The Upgrade: A Cautionary Tale of Life Without Reservations is Paul Carr’s story of how he realised that it would be cheaper for him to live exclusively in hotels for a whole year, compared to renting a place in London at £1100 a month. He makes a sane argument: living in a hotel comes with all bills included, no council taxes, an easy choice to shift residence whenever you feel like, and deeply discounted rates when staying at a hotel for months. In a way, he provides an insider look into the hotel industry – as his parents were both career hoteliers, and he spent much of his childhood living in hotels.
Thus begins a wild ride with Carr living in hotels with personal butlers, countless sexual encounters, train journeys across America, hanging out with Icelandic rockers, getting chased by Spanish drug dealers, blagging his way into the launch party of the Hollywood film 21 – and then summarily proceeding to insult Kate Bosworth by assuming she was a cocktail waitress and calling Clive Owen’s films shit in front of him, attending a party of hairdressers dressed only in bedsheets (claiming that he was the proprietor of “British Hairways”), thousand-mile booty calls, going on a press junket to Bognor Regis with chavs dressed as Tinkerbell…it’s all very Hunter S. Thompson, minus the drug-fuelled hallucinations. His lifestyle as a global nomad living wherever he can snap up the cheapest hotels affords him opportunities for such outrageous stories.
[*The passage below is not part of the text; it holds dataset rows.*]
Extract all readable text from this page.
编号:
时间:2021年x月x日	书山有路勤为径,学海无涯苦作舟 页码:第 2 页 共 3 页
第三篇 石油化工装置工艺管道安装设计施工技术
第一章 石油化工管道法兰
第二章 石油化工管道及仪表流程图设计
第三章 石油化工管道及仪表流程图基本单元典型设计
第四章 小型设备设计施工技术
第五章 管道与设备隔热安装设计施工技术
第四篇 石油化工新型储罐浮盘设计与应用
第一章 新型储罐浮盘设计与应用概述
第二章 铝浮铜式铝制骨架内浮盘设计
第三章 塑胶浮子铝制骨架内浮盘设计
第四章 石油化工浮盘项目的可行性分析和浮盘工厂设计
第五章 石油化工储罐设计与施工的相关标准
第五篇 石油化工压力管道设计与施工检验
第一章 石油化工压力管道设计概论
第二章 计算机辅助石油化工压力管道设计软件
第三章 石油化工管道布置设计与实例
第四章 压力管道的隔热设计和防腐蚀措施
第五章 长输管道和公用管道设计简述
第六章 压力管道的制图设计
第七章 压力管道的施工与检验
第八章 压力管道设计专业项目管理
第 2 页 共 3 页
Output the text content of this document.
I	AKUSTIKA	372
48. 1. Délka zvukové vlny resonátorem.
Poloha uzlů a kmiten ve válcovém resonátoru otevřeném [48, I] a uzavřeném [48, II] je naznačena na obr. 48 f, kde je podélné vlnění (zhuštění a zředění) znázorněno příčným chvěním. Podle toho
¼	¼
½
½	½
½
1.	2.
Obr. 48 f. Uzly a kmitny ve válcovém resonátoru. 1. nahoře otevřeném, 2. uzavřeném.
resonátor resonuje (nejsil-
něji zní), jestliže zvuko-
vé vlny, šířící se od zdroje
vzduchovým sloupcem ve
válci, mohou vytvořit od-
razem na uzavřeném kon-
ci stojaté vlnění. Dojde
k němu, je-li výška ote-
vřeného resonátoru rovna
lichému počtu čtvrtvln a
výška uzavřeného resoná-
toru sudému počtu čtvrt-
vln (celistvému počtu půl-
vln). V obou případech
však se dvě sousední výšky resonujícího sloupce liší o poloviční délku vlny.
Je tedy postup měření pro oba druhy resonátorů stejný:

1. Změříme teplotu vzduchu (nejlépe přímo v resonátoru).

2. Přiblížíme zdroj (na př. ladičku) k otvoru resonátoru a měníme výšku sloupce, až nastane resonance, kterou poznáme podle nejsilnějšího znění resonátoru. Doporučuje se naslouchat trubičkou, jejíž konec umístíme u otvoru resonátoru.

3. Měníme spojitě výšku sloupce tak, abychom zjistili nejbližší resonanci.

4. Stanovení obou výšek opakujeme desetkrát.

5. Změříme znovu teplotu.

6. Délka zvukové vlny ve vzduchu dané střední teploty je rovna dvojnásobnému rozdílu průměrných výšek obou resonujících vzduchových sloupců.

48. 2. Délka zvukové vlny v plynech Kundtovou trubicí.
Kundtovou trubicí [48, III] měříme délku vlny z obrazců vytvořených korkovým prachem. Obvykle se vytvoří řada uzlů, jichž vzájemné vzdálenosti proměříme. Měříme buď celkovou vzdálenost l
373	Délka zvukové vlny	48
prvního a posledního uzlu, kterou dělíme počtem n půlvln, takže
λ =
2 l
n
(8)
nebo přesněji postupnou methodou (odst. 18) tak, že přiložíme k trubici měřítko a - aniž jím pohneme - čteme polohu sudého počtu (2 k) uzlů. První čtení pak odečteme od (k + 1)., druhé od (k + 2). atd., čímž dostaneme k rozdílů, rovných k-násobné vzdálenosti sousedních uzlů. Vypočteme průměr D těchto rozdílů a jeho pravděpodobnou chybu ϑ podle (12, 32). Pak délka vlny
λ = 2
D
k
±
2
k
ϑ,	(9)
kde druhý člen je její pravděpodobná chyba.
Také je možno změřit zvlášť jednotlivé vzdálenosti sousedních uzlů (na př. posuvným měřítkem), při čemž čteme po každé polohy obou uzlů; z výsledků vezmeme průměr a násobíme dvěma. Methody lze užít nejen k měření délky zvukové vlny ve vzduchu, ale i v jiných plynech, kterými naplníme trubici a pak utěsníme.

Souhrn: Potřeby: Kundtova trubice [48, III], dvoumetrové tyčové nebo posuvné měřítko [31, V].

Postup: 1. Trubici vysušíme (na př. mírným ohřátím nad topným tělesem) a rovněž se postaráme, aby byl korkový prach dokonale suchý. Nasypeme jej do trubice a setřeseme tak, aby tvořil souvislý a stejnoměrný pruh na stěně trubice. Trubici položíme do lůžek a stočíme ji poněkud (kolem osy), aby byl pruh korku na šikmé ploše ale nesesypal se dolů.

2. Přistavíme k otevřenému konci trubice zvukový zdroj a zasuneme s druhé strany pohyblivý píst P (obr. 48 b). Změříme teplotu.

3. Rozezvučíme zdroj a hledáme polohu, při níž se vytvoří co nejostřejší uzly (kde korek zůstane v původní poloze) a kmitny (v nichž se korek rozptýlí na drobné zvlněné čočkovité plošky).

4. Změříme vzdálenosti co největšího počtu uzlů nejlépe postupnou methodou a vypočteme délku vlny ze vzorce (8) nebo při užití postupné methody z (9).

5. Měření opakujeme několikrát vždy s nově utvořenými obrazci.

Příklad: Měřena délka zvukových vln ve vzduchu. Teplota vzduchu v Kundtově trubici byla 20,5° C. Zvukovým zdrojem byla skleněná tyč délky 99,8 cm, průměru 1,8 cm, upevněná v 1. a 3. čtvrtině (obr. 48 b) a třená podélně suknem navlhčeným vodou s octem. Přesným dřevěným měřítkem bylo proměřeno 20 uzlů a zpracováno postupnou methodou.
Loads of drunken stories themselves would not make this book stand out though; everyone has their own ‘crazy’ drunken stories. For starters, Carr’s narrative style is incredibly funny as well as outrageously frank. (“Another thing I’m not very good at is having sex with someone, knowing that their dead mother is in my bedside cupboard,” he says, of a disappointing sexual performance.) He also propounds a philosophy of only owning as much possessions as one can fit into a single bag – something that I was so enamoured by that I have adopted it in my life.
What makes his book truly stand is that it’s part travelogue, part personal journey of epiphany and self-discovery. As you read along the book, you find him transforming from an arrogant self-centred prick who does not care about his friends – as long as his stories of drunken romps get him attention – to a reformed man who realises what things are truly important in life. As someone with his own behavioural issues, I found Paul Carr’s story to be deeply inspiring to get my own life in order.
And if you do enjoy The Upgrade, I recommend his first book Bringing Nothing To The Party: The True Confessions of a New Media Whore too. It’s a fascinating look into the London journalism circle, publishing companies, and tech startups.